Je reviens à votre question pour réaffirmer la possibilité de doubler la part de l’industrie dans le PIB, mais encore faut-il mettre en place tous les instruments pour ce faire : fiscalité, financement, formation, foncier etc.

-Les cinq dernières années, le gouvernement évoque régulièrement le concept de stratégie industrielle. Y croyez-vous ?

-M. Abdelhamid Temmar était le ministre qui a utilisé ce concept pour la première fois. Il avait imaginé une vision et ciblé des secteurs. Je suis tenté de croire que ce n’était qu’un simple exercice intellectuel. Lorsqu’on veut se doter d’une stratégie industrielle, il faut d’abord identifier les objectifs et les besoins à moyen et long terme, mettre en place les éléments structurants. Ce n’est pas que cela, encore faut-il identifier les moyens financiers, les instruments d’encadrement des projets, une réelle politique de régulation. Vous pouvez vous fixer un objectif avec une politique de régulation aux antipodes de vos ambitions. A voir où nous en sommes, on a le sentiment d’avoir perdu du temps. La stratégie ne se déclame pas seulement.

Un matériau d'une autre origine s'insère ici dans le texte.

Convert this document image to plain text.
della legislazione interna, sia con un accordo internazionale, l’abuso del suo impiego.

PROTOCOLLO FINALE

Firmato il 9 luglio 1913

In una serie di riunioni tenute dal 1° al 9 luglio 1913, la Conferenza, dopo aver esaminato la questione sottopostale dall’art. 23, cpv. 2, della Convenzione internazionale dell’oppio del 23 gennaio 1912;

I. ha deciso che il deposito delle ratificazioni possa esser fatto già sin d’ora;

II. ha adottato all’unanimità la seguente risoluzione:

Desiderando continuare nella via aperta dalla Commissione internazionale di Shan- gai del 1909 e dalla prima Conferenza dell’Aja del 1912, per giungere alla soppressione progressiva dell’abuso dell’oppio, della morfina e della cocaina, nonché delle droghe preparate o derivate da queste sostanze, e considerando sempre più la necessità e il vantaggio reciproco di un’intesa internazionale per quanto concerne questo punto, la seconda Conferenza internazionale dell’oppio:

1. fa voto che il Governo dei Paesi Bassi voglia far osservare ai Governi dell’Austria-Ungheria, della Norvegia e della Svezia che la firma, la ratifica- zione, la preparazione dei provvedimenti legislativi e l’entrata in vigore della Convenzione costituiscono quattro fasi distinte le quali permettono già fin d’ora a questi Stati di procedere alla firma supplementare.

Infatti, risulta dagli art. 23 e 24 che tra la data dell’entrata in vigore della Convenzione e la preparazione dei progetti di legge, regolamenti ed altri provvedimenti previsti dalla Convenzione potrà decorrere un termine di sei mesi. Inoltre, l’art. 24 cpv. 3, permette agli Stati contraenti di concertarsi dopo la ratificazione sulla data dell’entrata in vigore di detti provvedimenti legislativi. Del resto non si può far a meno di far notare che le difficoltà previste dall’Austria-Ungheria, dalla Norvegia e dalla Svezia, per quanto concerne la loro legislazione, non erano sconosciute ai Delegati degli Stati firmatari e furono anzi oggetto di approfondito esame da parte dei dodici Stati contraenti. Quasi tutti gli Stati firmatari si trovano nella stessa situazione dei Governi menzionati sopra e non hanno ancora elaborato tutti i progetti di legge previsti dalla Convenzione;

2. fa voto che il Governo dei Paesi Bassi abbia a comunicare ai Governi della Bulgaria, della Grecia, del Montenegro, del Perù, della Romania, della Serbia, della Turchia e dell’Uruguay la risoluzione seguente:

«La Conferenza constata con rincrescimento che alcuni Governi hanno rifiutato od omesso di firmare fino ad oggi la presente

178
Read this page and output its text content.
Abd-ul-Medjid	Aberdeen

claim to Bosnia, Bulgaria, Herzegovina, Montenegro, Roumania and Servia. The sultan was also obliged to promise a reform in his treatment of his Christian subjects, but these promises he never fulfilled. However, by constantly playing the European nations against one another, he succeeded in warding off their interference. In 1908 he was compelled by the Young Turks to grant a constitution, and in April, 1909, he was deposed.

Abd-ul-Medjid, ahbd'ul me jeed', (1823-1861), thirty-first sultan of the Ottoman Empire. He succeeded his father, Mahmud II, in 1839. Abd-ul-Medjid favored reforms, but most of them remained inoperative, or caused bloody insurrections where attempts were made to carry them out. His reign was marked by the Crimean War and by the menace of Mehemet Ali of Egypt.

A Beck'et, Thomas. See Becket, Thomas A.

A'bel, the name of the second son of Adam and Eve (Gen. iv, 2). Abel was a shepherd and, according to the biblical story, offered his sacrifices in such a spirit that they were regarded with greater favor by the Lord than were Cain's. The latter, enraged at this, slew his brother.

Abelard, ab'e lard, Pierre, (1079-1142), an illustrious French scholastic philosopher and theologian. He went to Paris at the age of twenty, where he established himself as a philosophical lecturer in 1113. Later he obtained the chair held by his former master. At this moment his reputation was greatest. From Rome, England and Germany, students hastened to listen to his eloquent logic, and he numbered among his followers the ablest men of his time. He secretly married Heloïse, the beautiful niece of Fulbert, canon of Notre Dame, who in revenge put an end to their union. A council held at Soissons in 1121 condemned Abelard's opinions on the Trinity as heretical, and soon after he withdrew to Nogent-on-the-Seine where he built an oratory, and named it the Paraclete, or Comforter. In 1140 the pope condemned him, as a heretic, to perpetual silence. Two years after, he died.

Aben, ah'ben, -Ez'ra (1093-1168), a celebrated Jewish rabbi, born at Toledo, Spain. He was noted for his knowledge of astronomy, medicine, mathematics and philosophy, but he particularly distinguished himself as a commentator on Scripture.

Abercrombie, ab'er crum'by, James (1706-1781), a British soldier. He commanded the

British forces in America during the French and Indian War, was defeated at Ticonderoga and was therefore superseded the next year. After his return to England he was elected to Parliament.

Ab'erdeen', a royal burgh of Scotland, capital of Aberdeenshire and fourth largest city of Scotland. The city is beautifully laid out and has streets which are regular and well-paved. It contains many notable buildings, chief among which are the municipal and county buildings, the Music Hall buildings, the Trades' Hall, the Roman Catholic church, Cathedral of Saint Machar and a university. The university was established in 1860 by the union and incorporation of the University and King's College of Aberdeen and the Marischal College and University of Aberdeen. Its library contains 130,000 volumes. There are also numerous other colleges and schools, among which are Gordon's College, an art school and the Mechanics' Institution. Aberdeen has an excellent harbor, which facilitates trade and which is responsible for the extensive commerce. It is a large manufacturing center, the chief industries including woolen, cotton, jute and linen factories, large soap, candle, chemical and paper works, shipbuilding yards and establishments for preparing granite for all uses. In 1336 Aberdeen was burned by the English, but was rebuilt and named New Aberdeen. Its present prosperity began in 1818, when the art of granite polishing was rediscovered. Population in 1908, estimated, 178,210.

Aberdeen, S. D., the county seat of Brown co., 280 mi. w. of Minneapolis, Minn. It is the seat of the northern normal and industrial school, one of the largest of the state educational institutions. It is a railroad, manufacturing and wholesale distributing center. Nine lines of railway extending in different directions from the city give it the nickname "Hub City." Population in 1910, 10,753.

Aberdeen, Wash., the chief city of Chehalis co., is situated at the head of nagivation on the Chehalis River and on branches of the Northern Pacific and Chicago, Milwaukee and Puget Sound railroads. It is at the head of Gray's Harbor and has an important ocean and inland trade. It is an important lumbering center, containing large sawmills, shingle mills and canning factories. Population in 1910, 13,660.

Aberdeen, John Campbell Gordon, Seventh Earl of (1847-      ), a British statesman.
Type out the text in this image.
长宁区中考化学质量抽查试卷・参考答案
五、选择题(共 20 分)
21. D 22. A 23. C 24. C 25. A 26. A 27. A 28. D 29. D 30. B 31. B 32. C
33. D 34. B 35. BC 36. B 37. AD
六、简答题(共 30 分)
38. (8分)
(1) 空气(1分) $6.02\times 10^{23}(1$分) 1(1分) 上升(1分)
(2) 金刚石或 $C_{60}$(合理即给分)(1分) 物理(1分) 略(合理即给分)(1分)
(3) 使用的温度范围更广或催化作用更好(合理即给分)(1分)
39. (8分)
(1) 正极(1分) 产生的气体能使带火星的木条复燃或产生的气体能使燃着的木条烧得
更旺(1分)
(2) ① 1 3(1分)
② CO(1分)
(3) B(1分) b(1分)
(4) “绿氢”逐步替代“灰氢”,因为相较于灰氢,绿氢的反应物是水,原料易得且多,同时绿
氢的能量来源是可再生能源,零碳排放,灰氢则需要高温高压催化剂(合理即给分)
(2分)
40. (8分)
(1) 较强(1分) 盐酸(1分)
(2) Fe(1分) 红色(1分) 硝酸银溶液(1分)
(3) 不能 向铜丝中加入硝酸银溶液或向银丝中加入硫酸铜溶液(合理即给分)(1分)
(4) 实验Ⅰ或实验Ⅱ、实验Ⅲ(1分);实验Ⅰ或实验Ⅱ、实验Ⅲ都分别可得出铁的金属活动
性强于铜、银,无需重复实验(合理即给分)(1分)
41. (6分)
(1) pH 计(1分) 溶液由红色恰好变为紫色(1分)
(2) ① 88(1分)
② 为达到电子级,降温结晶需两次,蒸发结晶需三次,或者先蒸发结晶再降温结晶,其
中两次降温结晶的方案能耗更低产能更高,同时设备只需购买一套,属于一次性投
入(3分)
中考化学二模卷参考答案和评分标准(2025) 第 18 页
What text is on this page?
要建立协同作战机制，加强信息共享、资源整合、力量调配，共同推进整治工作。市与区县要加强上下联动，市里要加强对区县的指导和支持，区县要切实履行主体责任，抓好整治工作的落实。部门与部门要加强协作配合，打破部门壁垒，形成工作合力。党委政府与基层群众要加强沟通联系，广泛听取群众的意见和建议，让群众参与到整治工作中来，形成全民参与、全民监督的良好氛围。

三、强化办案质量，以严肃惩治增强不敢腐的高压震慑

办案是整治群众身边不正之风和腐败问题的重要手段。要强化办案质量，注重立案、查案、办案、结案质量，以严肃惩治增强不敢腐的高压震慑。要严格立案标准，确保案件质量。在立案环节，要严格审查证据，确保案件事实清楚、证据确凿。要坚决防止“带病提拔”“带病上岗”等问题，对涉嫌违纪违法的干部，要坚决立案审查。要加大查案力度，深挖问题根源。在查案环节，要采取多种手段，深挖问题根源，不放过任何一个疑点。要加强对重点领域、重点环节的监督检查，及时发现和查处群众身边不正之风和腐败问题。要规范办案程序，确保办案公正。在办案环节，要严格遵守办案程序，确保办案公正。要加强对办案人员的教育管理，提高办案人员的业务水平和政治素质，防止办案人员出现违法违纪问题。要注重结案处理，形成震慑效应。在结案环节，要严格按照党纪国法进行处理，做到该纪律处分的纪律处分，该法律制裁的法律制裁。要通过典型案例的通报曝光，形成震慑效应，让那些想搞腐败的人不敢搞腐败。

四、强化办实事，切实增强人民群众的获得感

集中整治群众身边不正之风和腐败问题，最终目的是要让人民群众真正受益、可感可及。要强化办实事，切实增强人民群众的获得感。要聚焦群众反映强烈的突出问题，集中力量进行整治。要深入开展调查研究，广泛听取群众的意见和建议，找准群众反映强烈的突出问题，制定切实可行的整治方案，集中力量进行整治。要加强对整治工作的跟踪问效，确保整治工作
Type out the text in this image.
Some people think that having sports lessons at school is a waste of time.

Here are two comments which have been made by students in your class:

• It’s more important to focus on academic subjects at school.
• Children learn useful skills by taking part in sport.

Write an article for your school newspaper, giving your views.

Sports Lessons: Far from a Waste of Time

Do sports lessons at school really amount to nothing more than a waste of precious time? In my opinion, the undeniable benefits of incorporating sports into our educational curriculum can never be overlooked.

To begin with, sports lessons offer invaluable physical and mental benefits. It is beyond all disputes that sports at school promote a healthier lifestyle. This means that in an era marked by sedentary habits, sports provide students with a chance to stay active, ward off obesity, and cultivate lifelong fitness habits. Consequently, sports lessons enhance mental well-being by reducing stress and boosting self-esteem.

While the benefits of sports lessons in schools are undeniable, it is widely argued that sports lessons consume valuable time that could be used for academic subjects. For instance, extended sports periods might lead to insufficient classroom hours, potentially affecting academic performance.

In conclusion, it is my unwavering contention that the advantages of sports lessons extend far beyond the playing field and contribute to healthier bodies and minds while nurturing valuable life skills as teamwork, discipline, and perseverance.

En fait, le gouvernement a donné à ce concept de stratégie industrielle un contenu cosmétique, politique, mais à aucun moment opérationnel.  Dans les faits, il n’y a qu’à voir l’état de notre industrie. Une réalité édifiante : sur les 600 000 PME qui existent en Algérie, très peu sont dans le secteur industriel. Cet état de fait est le résultat des politiques publiques en matière économique. Les investisseurs préfèrent financer une opération d’importation. C’est bien plus simple et autrement plus rentable qu’un projet industriel avec tous les tracas que pareille aventure suppose.

-Vous ne croyez donc pas à cette stratégie…

-Je crois aux décisions et aux politiques mises en œuvre. Je ne crois pas aux mesurettes, ni aux réformettes et encore moins aux mesures cosmétiques qui sont liées aux circonstances et aux rapports de forces entre groupes d’intérêts. Une vraie stratégie industrielle se construit sur des éléments structurants très lourds. Elle a besoin, pour sa mise en œuvre, d’une politique claire avec une visibilité et une intelligibilité bien mises en évidence. L’Etat indique le chemin. Il choisit les secteurs à développer. Tout industriel qui y investit aura l’appui total, tous azimuts. Ceux qui ne s’inscrivent pas dans cette démarche ne seront pas concernés par des avantages fiscaux et autres. Cela se fait dans le monde entier. Mais pas encore chez nous malheureusement.